Overview
This is a ground-floor startup opportunity to develop a novel "big data" mining system that will search and index relevant R&D information throughout the Web. You will help to build a Software-as-a-Service (SaaS) platform that uses cutting-edge techniques for semantic data integration, entity disambiguation, topic modeling, and expertise discovery. Unlike most search solutions that just deliver content, our goal is to identify leading experts and collaborators to accelerate research and life sciences product development.
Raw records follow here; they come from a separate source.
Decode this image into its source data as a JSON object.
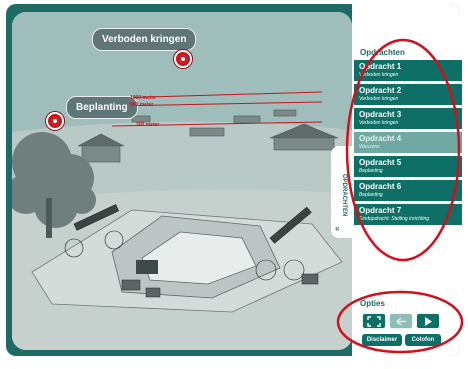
{
  "scene": {
    "callouts": {
      "verboden": "Verboden kringen",
      "beplanting": "Beplanting"
    },
    "distances": [
      "1000 meter",
      "600 meter",
      "300 meter"
    ]
  },
  "panel": {
    "title": "Opdrachten",
    "tasks": [
      {
        "title": "Opdracht 1",
        "subtitle": "Verboden kringen",
        "active": true
      },
      {
        "title": "Opdracht 2",
        "subtitle": "Verboden kringen",
        "active": true
      },
      {
        "title": "Opdracht 3",
        "subtitle": "Verboden kringen",
        "active": true
      },
      {
        "title": "Opdracht 4",
        "subtitle": "Wanzens",
        "active": false
      },
      {
        "title": "Opdracht 5",
        "subtitle": "Beplanting",
        "active": true
      },
      {
        "title": "Opdracht 6",
        "subtitle": "Beplanting",
        "active": true
      },
      {
        "title": "Opdracht 7",
        "subtitle": "Eindopdracht: Stelling inrichting",
        "active": true
      }
    ]
  },
  "vtab": {
    "label": "OPDRACHTEN",
    "arrow": "«"
  },
  "options": {
    "title": "Opties",
    "disclaimer": "Disclaimer",
    "calculate": "Colofon"
  },
  "colors": {
    "frame": "#1e6b66",
    "task": "#0d6f66",
    "task_dim": "#6fa9a2",
    "annotation": "#d0101a"
  },
  "icons": [
    "fullscreen-icon",
    "back-arrow-icon",
    "play-icon",
    "target-icon"
  ]
}
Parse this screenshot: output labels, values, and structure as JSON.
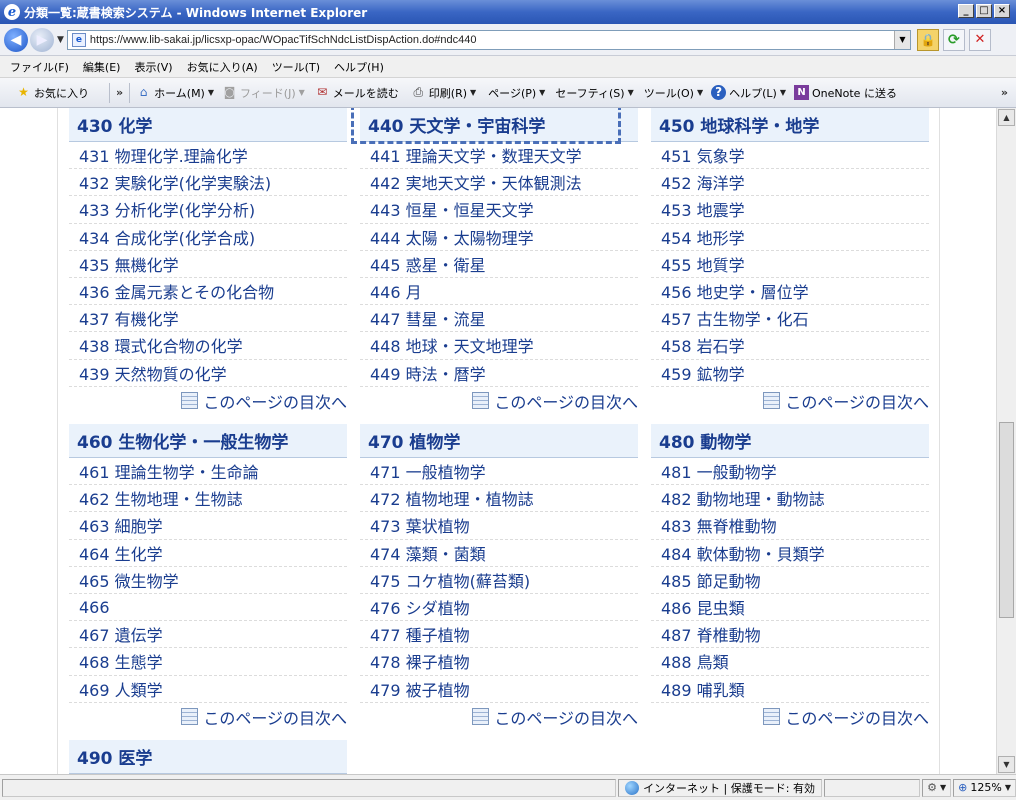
{
  "window": {
    "title": "分類一覧:蔵書検索システム - Windows Internet Explorer",
    "controls": {
      "minimize": "_",
      "maximize": "□",
      "close": "×"
    }
  },
  "address": {
    "url": "https://www.lib-sakai.jp/licsxp-opac/WOpacTifSchNdcListDispAction.do#ndc440"
  },
  "menu": [
    "ファイル(F)",
    "編集(E)",
    "表示(V)",
    "お気に入り(A)",
    "ツール(T)",
    "ヘルプ(H)"
  ],
  "command_bar": {
    "favorites": "お気に入り",
    "home": "ホーム(M)",
    "feeds": "フィード(J)",
    "mail": "メールを読む",
    "print": "印刷(R)",
    "page": "ページ(P)",
    "safety": "セーフティ(S)",
    "tools": "ツール(O)",
    "help": "ヘルプ(L)",
    "onenote": "OneNote に送る"
  },
  "toc_label": "このページの目次へ",
  "categories": [
    {
      "title": "430 化学",
      "items": [
        "431 物理化学.理論化学",
        "432 実験化学(化学実験法)",
        "433 分析化学(化学分析)",
        "434 合成化学(化学合成)",
        "435 無機化学",
        "436 金属元素とその化合物",
        "437 有機化学",
        "438 環式化合物の化学",
        "439 天然物質の化学"
      ]
    },
    {
      "title": "440 天文学・宇宙科学",
      "items": [
        "441 理論天文学・数理天文学",
        "442 実地天文学・天体観測法",
        "443 恒星・恒星天文学",
        "444 太陽・太陽物理学",
        "445 惑星・衛星",
        "446 月",
        "447 彗星・流星",
        "448 地球・天文地理学",
        "449 時法・暦学"
      ]
    },
    {
      "title": "450 地球科学・地学",
      "items": [
        "451 気象学",
        "452 海洋学",
        "453 地震学",
        "454 地形学",
        "455 地質学",
        "456 地史学・層位学",
        "457 古生物学・化石",
        "458 岩石学",
        "459 鉱物学"
      ]
    },
    {
      "title": "460 生物化学・一般生物学",
      "items": [
        "461 理論生物学・生命論",
        "462 生物地理・生物誌",
        "463 細胞学",
        "464 生化学",
        "465 微生物学",
        "466",
        "467 遺伝学",
        "468 生態学",
        "469 人類学"
      ]
    },
    {
      "title": "470 植物学",
      "items": [
        "471 一般植物学",
        "472 植物地理・植物誌",
        "473 葉状植物",
        "474 藻類・菌類",
        "475 コケ植物(蘚苔類)",
        "476 シダ植物",
        "477 種子植物",
        "478 裸子植物",
        "479 被子植物"
      ]
    },
    {
      "title": "480 動物学",
      "items": [
        "481 一般動物学",
        "482 動物地理・動物誌",
        "483 無脊椎動物",
        "484 軟体動物・貝類学",
        "485 節足動物",
        "486 昆虫類",
        "487 脊椎動物",
        "488 鳥類",
        "489 哺乳類"
      ]
    },
    {
      "title": "490 医学",
      "items": []
    }
  ],
  "status": {
    "zone": "インターネット | 保護モード: 有効",
    "zoom": "125%"
  }
}
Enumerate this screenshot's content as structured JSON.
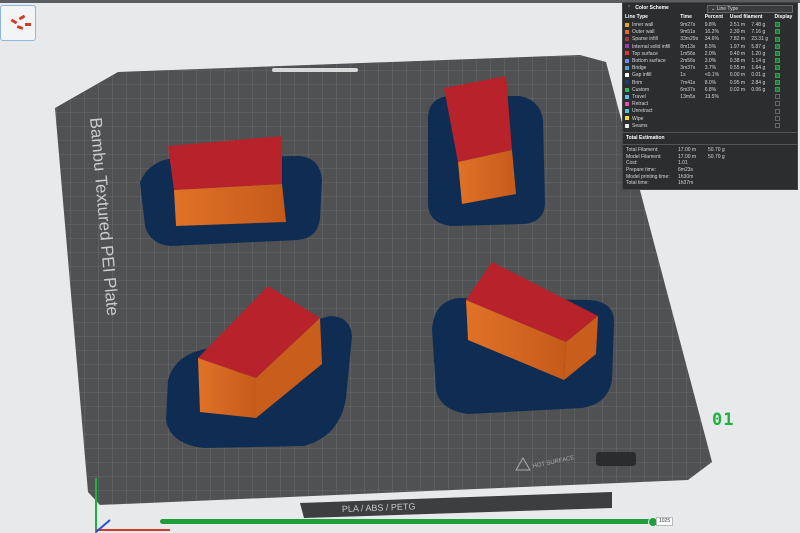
{
  "legend": {
    "title": "Color Scheme",
    "selected_scheme": "Line Type",
    "columns": [
      "Line Type",
      "Time",
      "Percent",
      "Used filament",
      "Display"
    ],
    "rows": [
      {
        "name": "Inner wall",
        "color": "#e8a32a",
        "time": "9m27s",
        "percent": "9.8%",
        "length": "2.51 m",
        "weight": "7.48 g",
        "display": true
      },
      {
        "name": "Outer wall",
        "color": "#e86a1c",
        "time": "9m51s",
        "percent": "10.2%",
        "length": "2.39 m",
        "weight": "7.16 g",
        "display": true
      },
      {
        "name": "Sparse infill",
        "color": "#a8324a",
        "time": "33m29s",
        "percent": "34.6%",
        "length": "7.82 m",
        "weight": "23.31 g",
        "display": true
      },
      {
        "name": "Internal solid infill",
        "color": "#9a3cb4",
        "time": "8m13s",
        "percent": "8.5%",
        "length": "1.97 m",
        "weight": "5.87 g",
        "display": true
      },
      {
        "name": "Top surface",
        "color": "#e8303a",
        "time": "1m56s",
        "percent": "2.0%",
        "length": "0.40 m",
        "weight": "1.20 g",
        "display": true
      },
      {
        "name": "Bottom surface",
        "color": "#6c8be8",
        "time": "2m56s",
        "percent": "3.0%",
        "length": "0.38 m",
        "weight": "1.14 g",
        "display": true
      },
      {
        "name": "Bridge",
        "color": "#5a9bd0",
        "time": "3m37s",
        "percent": "3.7%",
        "length": "0.55 m",
        "weight": "1.64 g",
        "display": true
      },
      {
        "name": "Gap infill",
        "color": "#ffffff",
        "time": "1s",
        "percent": "<0.1%",
        "length": "0.00 m",
        "weight": "0.01 g",
        "display": true
      },
      {
        "name": "Brim",
        "color": "#1e3a6e",
        "time": "7m41s",
        "percent": "8.0%",
        "length": "0.95 m",
        "weight": "2.84 g",
        "display": true
      },
      {
        "name": "Custom",
        "color": "#2fb86a",
        "time": "6m37s",
        "percent": "6.8%",
        "length": "0.02 m",
        "weight": "0.06 g",
        "display": true
      },
      {
        "name": "Travel",
        "color": "#58c0e8",
        "time": "13m5s",
        "percent": "13.5%",
        "length": "",
        "weight": "",
        "display": false
      },
      {
        "name": "Retract",
        "color": "#e84ab8",
        "time": "",
        "percent": "",
        "length": "",
        "weight": "",
        "display": false
      },
      {
        "name": "Unretract",
        "color": "#46c8d8",
        "time": "",
        "percent": "",
        "length": "",
        "weight": "",
        "display": false
      },
      {
        "name": "Wipe",
        "color": "#f0e030",
        "time": "",
        "percent": "",
        "length": "",
        "weight": "",
        "display": false
      },
      {
        "name": "Seams",
        "color": "#e8e8e8",
        "time": "",
        "percent": "",
        "length": "",
        "weight": "",
        "display": false
      }
    ],
    "estimation": {
      "title": "Total Estimation",
      "rows": [
        {
          "label": "Total Filament:",
          "v1": "17.00 m",
          "v2": "50.70 g"
        },
        {
          "label": "Model Filament:",
          "v1": "17.00 m",
          "v2": "50.70 g"
        },
        {
          "label": "Cost:",
          "v1": "1.01",
          "v2": ""
        },
        {
          "label": "Prepare time:",
          "v1": "6m23s",
          "v2": ""
        },
        {
          "label": "Model printing time:",
          "v1": "1h30m",
          "v2": ""
        },
        {
          "label": "Total time:",
          "v1": "1h37m",
          "v2": ""
        }
      ]
    }
  },
  "plate": {
    "label": "Bambu Textured PEI Plate",
    "material_label": "PLA / ABS / PETG",
    "warning_label": "HOT SURFACE",
    "plate_number": "01"
  },
  "layer_slider": {
    "value": "1025",
    "progress": 1.0
  },
  "colors": {
    "plate": "#5a5c5e",
    "grid": "#7a7d80",
    "brim": "#0f2d52",
    "wall": "#d9661f",
    "top": "#b8222a",
    "accent": "#1f9e3c"
  }
}
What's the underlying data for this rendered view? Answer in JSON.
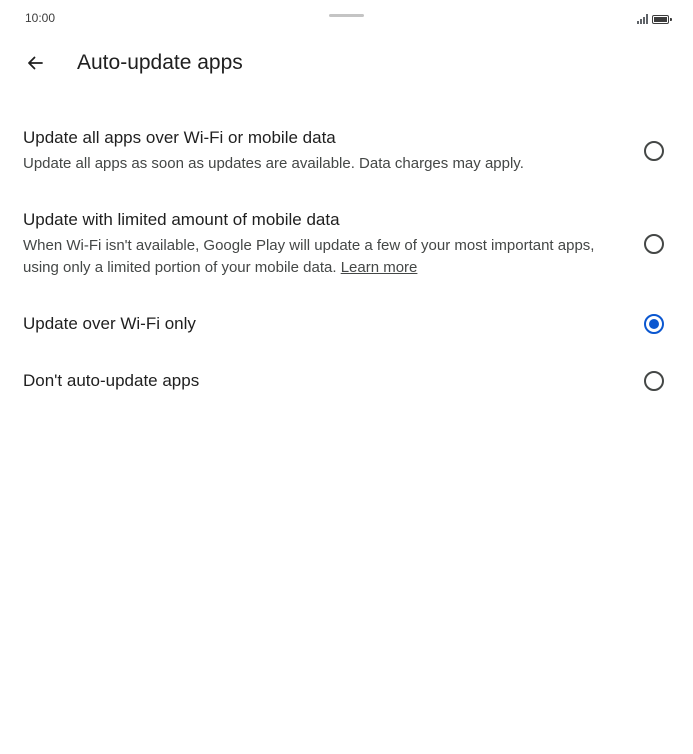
{
  "status_bar": {
    "time": "10:00"
  },
  "header": {
    "title": "Auto-update apps"
  },
  "options": [
    {
      "title": "Update all apps over Wi-Fi or mobile data",
      "description": "Update all apps as soon as updates are available. Data charges may apply.",
      "selected": false
    },
    {
      "title": "Update with limited amount of mobile data",
      "description": "When Wi-Fi isn't available, Google Play will update a few of your most important apps, using only a limited portion of your mobile data.",
      "link": "Learn more",
      "selected": false
    },
    {
      "title": "Update over Wi-Fi only",
      "selected": true
    },
    {
      "title": "Don't auto-update apps",
      "selected": false
    }
  ],
  "colors": {
    "accent": "#0b57d0",
    "text_primary": "#1f1f1f",
    "text_secondary": "#444746"
  },
  "icons": {
    "back": "arrow-left-icon",
    "signal": "signal-icon",
    "battery": "battery-icon"
  }
}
Learn more about KNODE at http://www.knodeinc.com/
Responsibilities
Develop KNODE data pipeline processing, extract-transform-load (ETL) capabilities; optimize for scalability
Implement tools and framework for search index and data warehouse management
Define and implement cost-effective Cloud computing and storage resource utilization
Identify and qualify new information sources for KNODE data integration and warehouse process
Entity-relationship graph database design and optimization
Contribute to overall KNODE system design and architecture decisions
Various responsibilities as required on an Agile project team.
Experience
Solid commercial software product development skills and understanding of SaaS implementation using Cloud resources
Experience with parallel data processing (Hadoop) and related stack, ETL frameworks, big data management
Programming with Java, as well as scripting languages such as Python, Perl, Bash
Familiarity with Linux system and network administration
Large scale database design using PostgreSQL or similar RDBMS; knowledge of key-value stores is a plus.
Education
BS degree in a technical discipline and 5+ years job experience; or MS in a technical discipline and 2-3 years job experience
Compensation
For full-time employees, KNODE offers a competitive compensation package which includes medical and dental benefits, enrollment into a 401(k) plan, 3 weeks of vacation/personal time plus company holidays, and equity stock options.